PR blowout versus the brutal physics of code
Most treat AI as an image optimisation toy. Meanwhile, in the hands of groups like APT45, language models have become machines for mass code vivisection. AI can view logic and code flow on a scale that is unattainable to humans.
This is the end of ‘security through obscurity’. If a company’s system is based on the fact that “no one has found this vulnerability yet”, it has just been auctioned off. Aggressor-state funded groups are using Claude and other tools to automatically detect vulnerabilities in critical infrastructure. The Mexican waterworks example is just an appetiser. Hackers don’t need to knock on doors anymore – they build a universal key while corpo’s debate the ethics of chatbots in HR.
Profit and loss account
Let’s look at it through the prism of P&L. The cost of attack thanks to AI has dropped by an order of magnitude. The cost of defence? It has increased exponentially. This is the worst possible business dynamic. Every penny spent on an ‘innovative AI application’ that has no security foundation is actually a subsidy to North Korean GDP.

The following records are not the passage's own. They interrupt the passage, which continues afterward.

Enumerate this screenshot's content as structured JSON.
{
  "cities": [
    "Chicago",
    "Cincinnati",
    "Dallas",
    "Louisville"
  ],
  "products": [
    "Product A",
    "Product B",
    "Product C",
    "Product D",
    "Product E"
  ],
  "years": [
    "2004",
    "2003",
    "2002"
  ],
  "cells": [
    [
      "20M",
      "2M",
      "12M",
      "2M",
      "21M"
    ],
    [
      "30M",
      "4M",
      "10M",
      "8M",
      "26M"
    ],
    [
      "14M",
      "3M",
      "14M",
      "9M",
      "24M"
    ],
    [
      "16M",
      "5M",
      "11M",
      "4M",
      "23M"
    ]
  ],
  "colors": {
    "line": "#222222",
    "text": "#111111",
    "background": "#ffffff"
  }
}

The market consensus assumes that AI will increase productivity. This is a mistake. In the short term, AI dramatically increases operational risk and reduces margins by having to patch holes that companies didn’t know existed. If a CFO doesn’t see a massive provision for cyber incidents in next year’s budget, he or she is practising wishful thinking. Zero-day at a subscription price of $20 a month is the new market reality.
CEE perspective: Technology hub or testing ground?
For the Central and Eastern European (CEE) region, this trend is particularly toxic. Our competitive advantage was based on the ‘Polish school of programming’ and being a technological base for the West. However, if our codes, created en masse through nearshoring, become sieves easily scanned by AI, we will lose our only asset: trust.
We are a frontline country – not only in the physical sense, but also in the digital sense. Attacks by APT45 or Chinese groups do not target abstractions, but specific supply chains in which CEE companies are key links. One successful zero-day exploit created by a Python script can evaporate the stock market valuation of a Polish software house in one afternoon. Investors will not forgive us for ‘experimenting’ when the operational continuity of global corporations is at stake.
Is it worth stopping chasing ‘innovation’ just for the applause at conferences? The answer, although painful, is rather obvious. Innovation that does not reduce production costs or increase margins while protecting the back end is a waste of capital.